The $380 million-asset company recently paid $4 million to buy back some of its Troubled Asset Relief Program shares from investors who had acquired them, and it plans to spend another $12.1 million to buy back the rest of them, the company said in a news release Friday.

First Reliance redeemed 26.1%, or 4,000 shares, of its outstanding Series A preferred stock that was originally issued to the Treasury Department under Tarp in 2009. The Treasury in March 2013 sold all 15,349 of its Series A shares in First Reliance, and some Series B preferred shares, to private investors.

The company also plans to buy back 11,349 more shares of Series A stock for $11.3 million, and 767 shares of Series B stock for $767,000, provided it received regulatory approval, the release said.

Last year First Reliance said that it had paid the investors about $5 million in dividends and interest that had been in deferral since November 2011.

"We are pleased to be in a position to replace the securities originally issued to the U.S. Treasury under the Tarp Capital Purchase Program with lower-cost financing alternatives," President and Chief Executive Rick Saunders said in Friday's release.

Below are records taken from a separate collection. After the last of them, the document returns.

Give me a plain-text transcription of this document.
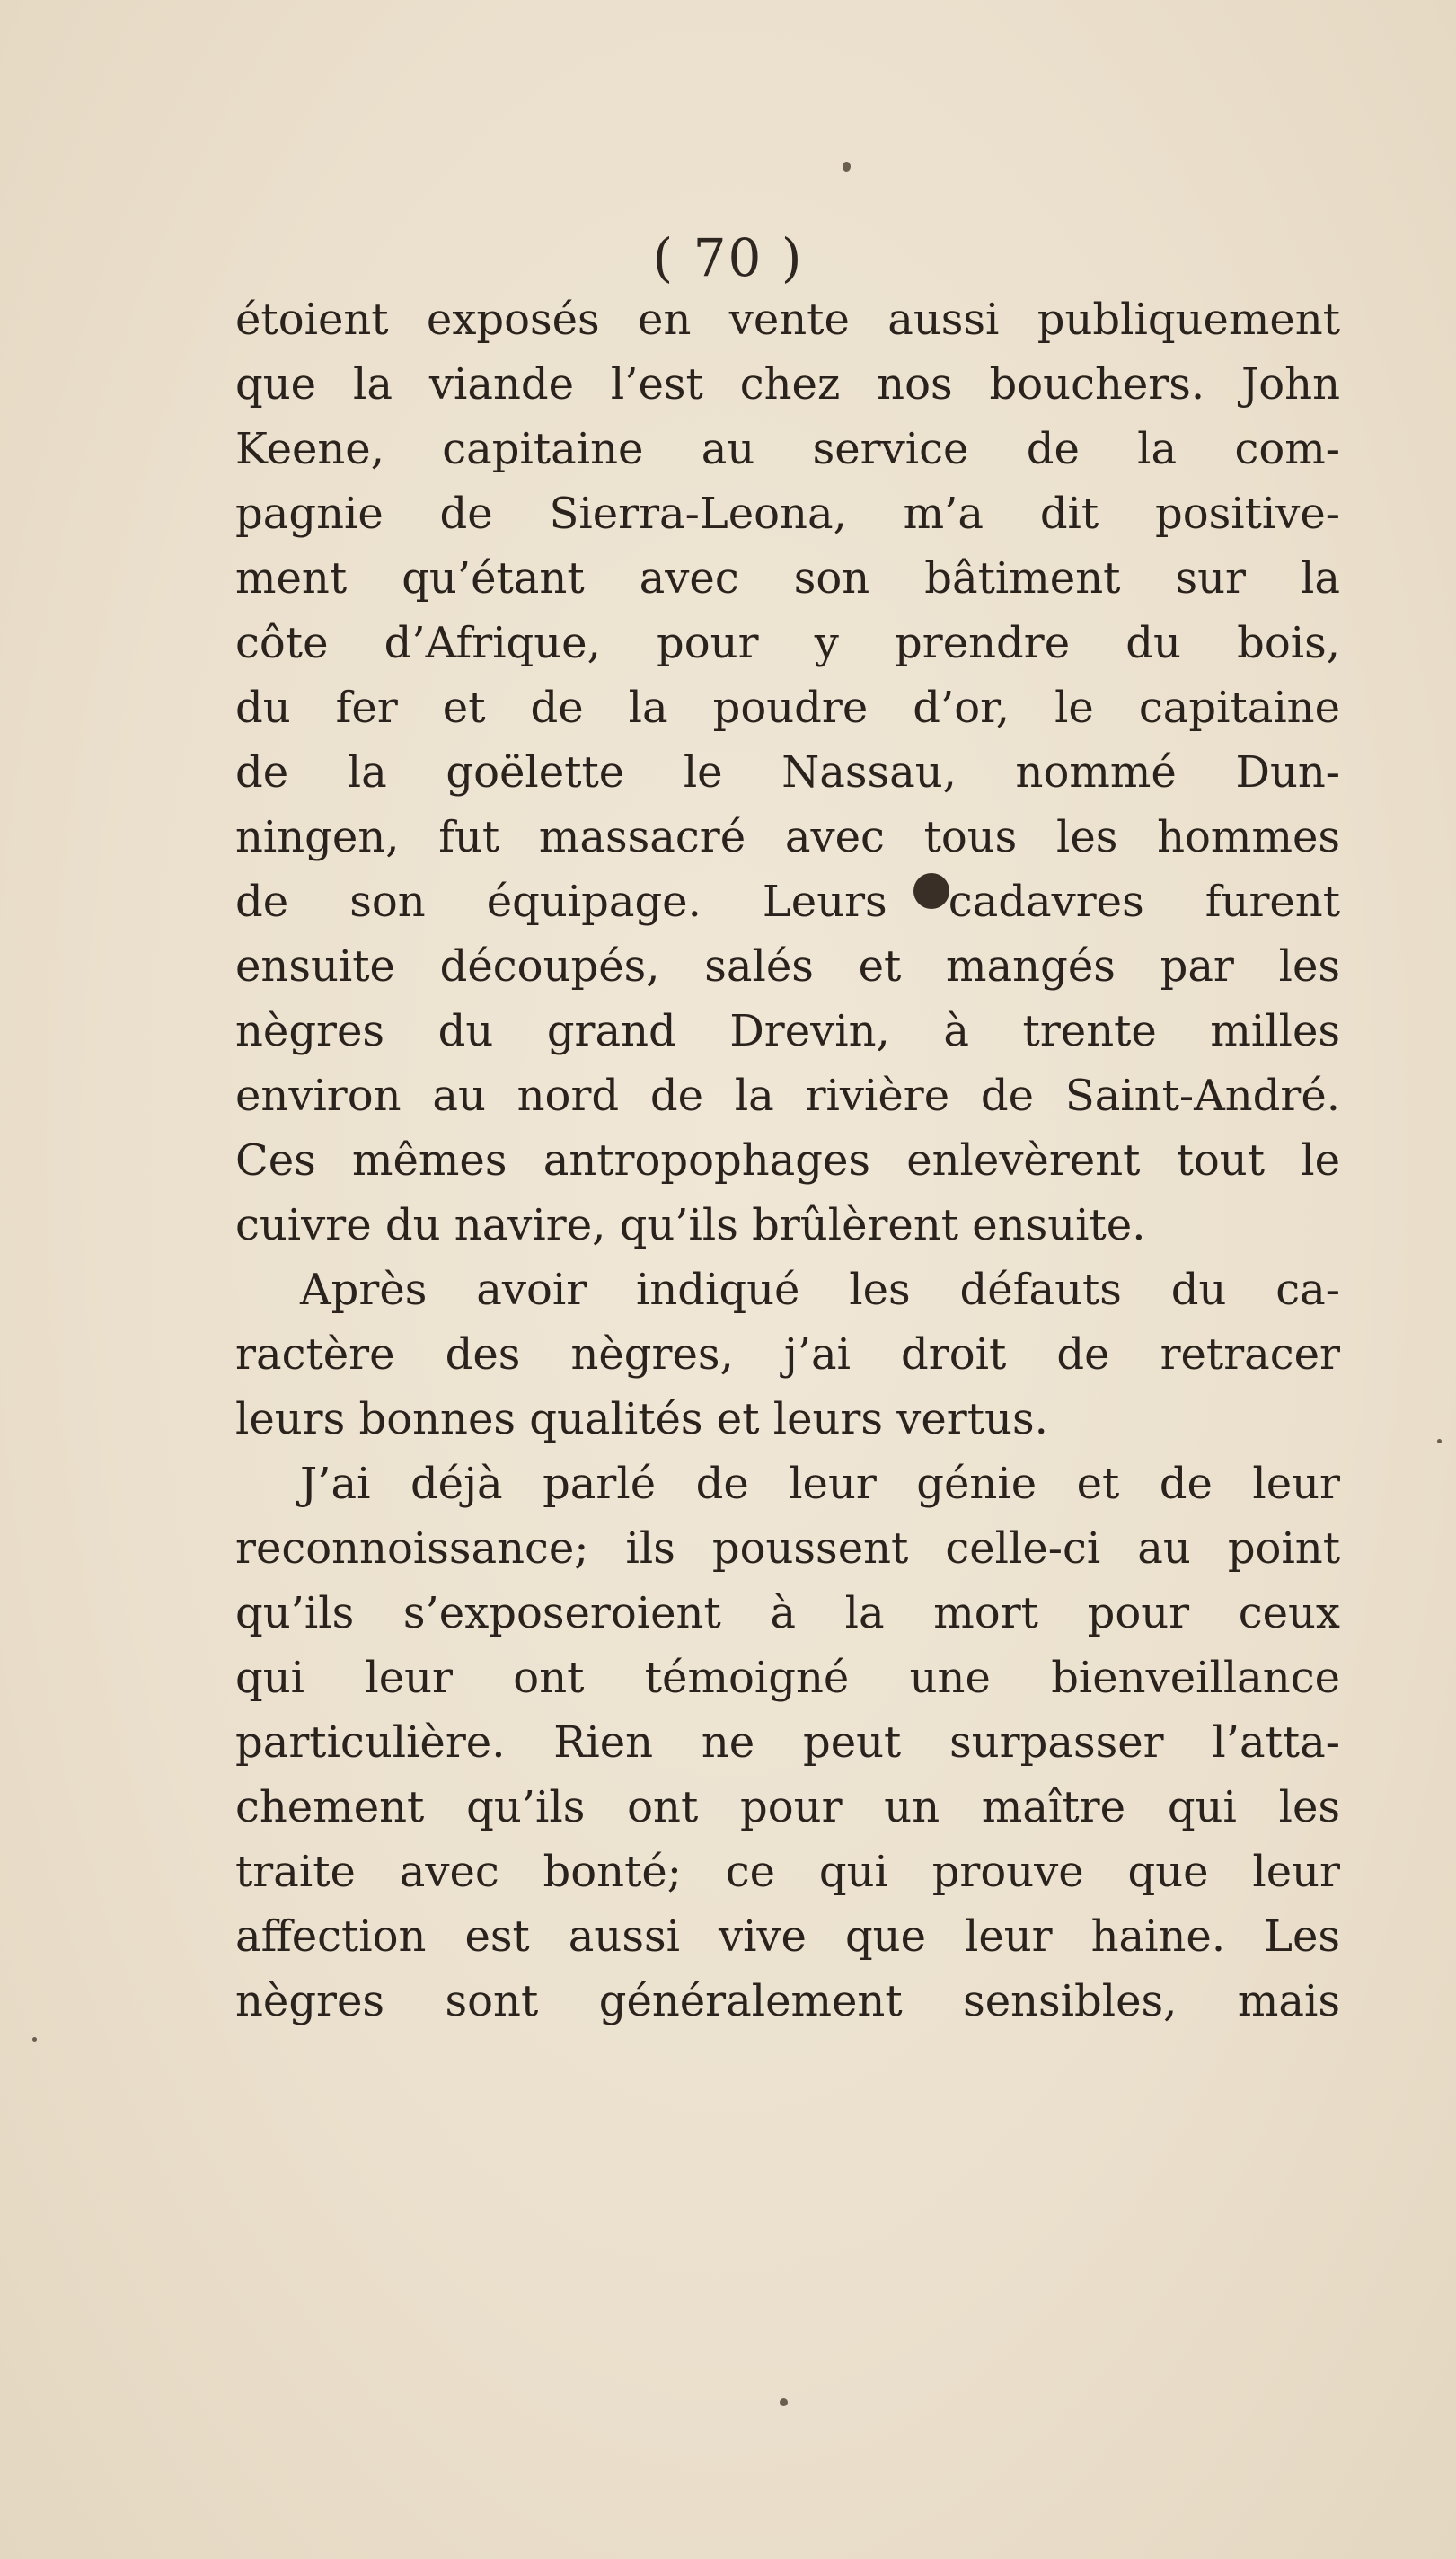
( 70 )
étoient exposés en vente aussi publiquement
que la viande l’est chez nos bouchers. John
Keene, capitaine au service de la com-
pagnie de Sierra-Leona, m’a dit positive-
ment qu’étant avec son bâtiment sur la
côte d’Afrique, pour y prendre du bois,
du fer et de la poudre d’or, le capitaine
de la goëlette le Nassau, nommé Dun-
ningen, fut massacré avec tous les hommes
de son équipage. Leurs cadavres furent
ensuite découpés, salés et mangés par les
nègres du grand Drevin, à trente milles
environ au nord de la rivière de Saint-André.
Ces mêmes antropophages enlevèrent tout le
cuivre du navire, qu’ils brûlèrent ensuite.
Après avoir indiqué les défauts du ca-
ractère des nègres, j’ai droit de retracer
leurs bonnes qualités et leurs vertus.
J’ai déjà parlé de leur génie et de leur
reconnoissance; ils poussent celle-ci au point
qu’ils s’exposeroient à la mort pour ceux
qui leur ont témoigné une bienveillance
particulière. Rien ne peut surpasser l’atta-
chement qu’ils ont pour un maître qui les
traite avec bonté; ce qui prouve que leur
affection est aussi vive que leur haine. Les
nègres sont généralement sensibles, mais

The buyback of the Tarp shares will reduce the company's after-tax interest expense and is expected to boost earnings per share by $0.21 per share a year, or approximately $977,000 in additional net income to common stockholders, the release said.

The company is focused on expansion in the coastal and midlands regions of South Carolina, growth of its portfolios of one- to four-family mortgages and consumer loans and other priorities, Saunders was quoted as saying in the release.